Paylaş
Ne kadar çok okur dostum aynı dertten muzdaripmiş, ben de okudukça şaşırdım, kaldım.
Dert ortak olunca hep beraber bir çözüm de üretmek mümkün olabilir diyerek sizlerin e-postalarına yer verip, sözü sizlere bırakmayı uygun gördüm. Her zaman dediğim gibi benim köşem sizin köşenizdir.
………..
Sevgili Ayşe,
Hafta sonu babaları yazını okurken ve çocuklarıyla böylesine ilgili babaların maillerini okurken gözyaşlarımı tutamadım. Keşke benim ve benim oğlumun da hafta sonu bari bizim yanımızda olan babalarımız olsaydı.

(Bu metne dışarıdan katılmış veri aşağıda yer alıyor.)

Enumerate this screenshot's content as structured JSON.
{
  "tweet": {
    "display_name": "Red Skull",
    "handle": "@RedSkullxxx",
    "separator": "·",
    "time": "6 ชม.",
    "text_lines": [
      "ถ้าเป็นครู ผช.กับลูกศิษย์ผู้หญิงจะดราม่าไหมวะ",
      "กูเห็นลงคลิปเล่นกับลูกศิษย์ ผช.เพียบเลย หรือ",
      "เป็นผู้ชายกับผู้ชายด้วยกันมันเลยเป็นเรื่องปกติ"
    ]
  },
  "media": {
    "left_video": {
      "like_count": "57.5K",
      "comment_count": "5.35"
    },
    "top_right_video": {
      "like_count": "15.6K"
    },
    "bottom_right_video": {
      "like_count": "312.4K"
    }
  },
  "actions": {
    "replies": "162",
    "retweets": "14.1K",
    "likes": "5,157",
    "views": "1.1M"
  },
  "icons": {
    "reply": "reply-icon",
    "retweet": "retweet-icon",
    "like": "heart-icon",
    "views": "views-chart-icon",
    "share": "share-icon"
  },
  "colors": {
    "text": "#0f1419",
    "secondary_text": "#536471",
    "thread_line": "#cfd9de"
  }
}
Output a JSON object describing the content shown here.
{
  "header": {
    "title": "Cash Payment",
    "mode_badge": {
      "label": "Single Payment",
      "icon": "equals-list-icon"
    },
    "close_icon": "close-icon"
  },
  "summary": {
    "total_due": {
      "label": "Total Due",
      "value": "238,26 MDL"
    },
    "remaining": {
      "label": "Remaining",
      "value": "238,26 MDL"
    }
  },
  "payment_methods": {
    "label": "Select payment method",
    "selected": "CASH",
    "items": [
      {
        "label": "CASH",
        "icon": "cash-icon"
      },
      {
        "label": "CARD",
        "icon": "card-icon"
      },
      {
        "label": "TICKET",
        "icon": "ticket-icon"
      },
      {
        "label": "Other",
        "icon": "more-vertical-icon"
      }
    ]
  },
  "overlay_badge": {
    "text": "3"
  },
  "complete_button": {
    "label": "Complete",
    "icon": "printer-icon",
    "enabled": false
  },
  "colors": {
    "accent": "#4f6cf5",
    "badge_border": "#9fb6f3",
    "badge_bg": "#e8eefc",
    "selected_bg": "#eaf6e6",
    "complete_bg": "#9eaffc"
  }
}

Ben babasız büyüdüm, babasızlığımı kimseye söyleyemeden, hep utanarak hep üzüntülerle... Şimdi aynı acıları bana belli etmese de oğlum yaşıyor. 6 senedir çocuğunu benim zorlamalarımla 6 kere arayan bir baba(!)sı var çocuğumun.

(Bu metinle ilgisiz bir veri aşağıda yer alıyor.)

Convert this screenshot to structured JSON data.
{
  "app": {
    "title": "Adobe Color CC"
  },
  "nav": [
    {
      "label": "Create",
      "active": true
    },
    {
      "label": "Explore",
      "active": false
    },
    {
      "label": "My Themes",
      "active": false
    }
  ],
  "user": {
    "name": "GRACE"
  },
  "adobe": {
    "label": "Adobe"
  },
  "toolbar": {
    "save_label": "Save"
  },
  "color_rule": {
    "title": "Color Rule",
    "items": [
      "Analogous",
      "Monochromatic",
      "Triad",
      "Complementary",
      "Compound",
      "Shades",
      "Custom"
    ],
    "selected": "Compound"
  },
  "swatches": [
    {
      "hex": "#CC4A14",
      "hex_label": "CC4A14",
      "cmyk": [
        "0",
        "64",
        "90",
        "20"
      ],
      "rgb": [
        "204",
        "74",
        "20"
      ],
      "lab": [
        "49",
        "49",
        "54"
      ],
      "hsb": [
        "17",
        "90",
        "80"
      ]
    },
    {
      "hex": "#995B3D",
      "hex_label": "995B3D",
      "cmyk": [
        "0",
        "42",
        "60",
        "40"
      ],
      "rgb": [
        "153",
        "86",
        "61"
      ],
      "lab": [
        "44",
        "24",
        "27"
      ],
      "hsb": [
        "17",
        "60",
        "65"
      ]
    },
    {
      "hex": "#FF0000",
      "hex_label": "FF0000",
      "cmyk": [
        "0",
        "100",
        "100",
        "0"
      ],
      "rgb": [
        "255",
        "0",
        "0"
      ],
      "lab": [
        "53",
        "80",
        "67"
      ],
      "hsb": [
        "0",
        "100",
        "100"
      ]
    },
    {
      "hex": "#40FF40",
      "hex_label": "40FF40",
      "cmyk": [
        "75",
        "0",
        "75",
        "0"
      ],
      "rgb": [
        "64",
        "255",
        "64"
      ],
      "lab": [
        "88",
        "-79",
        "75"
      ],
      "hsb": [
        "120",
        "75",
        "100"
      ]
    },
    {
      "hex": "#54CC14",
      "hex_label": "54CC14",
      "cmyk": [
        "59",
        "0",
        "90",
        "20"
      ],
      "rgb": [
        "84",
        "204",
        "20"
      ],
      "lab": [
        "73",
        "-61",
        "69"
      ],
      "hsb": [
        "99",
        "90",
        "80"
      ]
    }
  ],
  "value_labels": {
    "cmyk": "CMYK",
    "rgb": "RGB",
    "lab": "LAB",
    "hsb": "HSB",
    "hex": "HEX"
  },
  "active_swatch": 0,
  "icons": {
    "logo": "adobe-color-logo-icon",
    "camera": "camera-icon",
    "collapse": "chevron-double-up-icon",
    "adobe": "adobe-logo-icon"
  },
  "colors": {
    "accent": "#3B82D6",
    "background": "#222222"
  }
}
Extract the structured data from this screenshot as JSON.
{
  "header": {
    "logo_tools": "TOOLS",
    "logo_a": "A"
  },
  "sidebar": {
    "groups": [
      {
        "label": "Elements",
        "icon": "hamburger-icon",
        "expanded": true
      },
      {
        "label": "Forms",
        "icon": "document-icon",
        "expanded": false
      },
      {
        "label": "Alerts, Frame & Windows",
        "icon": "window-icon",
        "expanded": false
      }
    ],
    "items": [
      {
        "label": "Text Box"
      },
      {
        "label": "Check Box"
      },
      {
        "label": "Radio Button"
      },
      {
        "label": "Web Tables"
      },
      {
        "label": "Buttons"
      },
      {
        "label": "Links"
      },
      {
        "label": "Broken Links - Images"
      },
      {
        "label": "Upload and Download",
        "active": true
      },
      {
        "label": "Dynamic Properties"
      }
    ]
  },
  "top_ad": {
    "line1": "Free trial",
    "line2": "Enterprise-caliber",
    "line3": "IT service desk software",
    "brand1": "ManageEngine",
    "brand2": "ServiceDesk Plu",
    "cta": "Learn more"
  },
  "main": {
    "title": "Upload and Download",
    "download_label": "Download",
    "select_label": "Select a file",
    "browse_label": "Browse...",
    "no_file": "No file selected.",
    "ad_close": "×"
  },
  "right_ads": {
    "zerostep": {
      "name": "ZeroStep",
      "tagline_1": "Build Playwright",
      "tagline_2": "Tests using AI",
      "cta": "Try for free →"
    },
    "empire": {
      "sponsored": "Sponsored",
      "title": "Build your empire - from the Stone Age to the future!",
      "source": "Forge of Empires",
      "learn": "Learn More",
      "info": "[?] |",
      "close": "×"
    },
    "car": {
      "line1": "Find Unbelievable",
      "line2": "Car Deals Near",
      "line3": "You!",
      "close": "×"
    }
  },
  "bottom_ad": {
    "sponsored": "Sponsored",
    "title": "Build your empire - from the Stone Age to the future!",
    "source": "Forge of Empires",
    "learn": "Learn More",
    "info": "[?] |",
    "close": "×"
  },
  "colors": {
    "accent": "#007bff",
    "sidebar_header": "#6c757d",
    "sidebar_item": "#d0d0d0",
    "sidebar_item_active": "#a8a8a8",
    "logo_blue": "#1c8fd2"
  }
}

Ameliyat olduğunda bırakın yanında olmayı, arayıp sormayan, okula başladığında çocuğunun o ilk heyecanını paylaşmayan, kazandığı sınavlarda, spor yarışlarında yanında olmayan, doğum günlerinde aramayan bir babacık!

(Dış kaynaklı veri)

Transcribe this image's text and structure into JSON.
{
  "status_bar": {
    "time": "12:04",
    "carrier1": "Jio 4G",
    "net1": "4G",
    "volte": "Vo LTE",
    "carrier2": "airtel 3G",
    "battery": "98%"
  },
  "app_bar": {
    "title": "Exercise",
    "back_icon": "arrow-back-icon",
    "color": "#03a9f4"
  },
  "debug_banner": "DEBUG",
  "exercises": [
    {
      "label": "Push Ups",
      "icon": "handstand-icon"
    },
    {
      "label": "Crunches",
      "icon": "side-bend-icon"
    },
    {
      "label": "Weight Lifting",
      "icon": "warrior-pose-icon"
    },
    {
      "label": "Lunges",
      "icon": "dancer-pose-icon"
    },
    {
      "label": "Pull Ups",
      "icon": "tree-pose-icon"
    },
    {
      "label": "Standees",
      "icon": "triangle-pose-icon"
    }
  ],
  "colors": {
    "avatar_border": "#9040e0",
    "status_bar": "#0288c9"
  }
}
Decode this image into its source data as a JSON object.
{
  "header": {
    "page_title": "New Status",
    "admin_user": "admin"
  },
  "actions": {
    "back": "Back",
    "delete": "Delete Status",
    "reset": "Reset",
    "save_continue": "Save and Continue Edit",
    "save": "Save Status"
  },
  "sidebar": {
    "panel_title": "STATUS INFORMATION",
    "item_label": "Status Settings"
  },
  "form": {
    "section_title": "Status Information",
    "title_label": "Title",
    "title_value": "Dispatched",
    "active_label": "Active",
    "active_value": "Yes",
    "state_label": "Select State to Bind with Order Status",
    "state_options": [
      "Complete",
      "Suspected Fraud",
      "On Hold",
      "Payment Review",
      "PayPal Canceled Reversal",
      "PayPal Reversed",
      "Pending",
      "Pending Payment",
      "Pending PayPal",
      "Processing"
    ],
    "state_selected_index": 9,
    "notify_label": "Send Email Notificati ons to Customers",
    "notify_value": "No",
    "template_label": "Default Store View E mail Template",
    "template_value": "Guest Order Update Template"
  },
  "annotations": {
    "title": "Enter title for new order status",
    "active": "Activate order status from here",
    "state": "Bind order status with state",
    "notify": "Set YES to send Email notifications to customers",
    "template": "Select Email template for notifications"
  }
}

Mahkemenin bağladığı nafakayı yine icra zoruyla alabildiğim, bunun dışında çocuğuna tek kuruş da yardımı olmayan bir adam. (Bu adam yüksek lisans yapmış, doktoralı bir mühendis bu arada. Ama çalışmak zor geliyor, aile şirketinde kendisini çalışan olarak gösterip, anne-baba parası ile yaşıyor hala ve 39 yaşında)
Ama 6 senedir çocuğunu arayıp sormayan bu şahıs şimdi evlilik hazırlıkları yapıyor, yeni bir çocuk dünyaya getirmeyi planlıyormuş!
Bence Ata Bey ve Sinan Bey gibi eski eşlere sahip olan bayanların şükretmeleri lazım çünkü bu insanlar çocuklarını da boşamamışlar.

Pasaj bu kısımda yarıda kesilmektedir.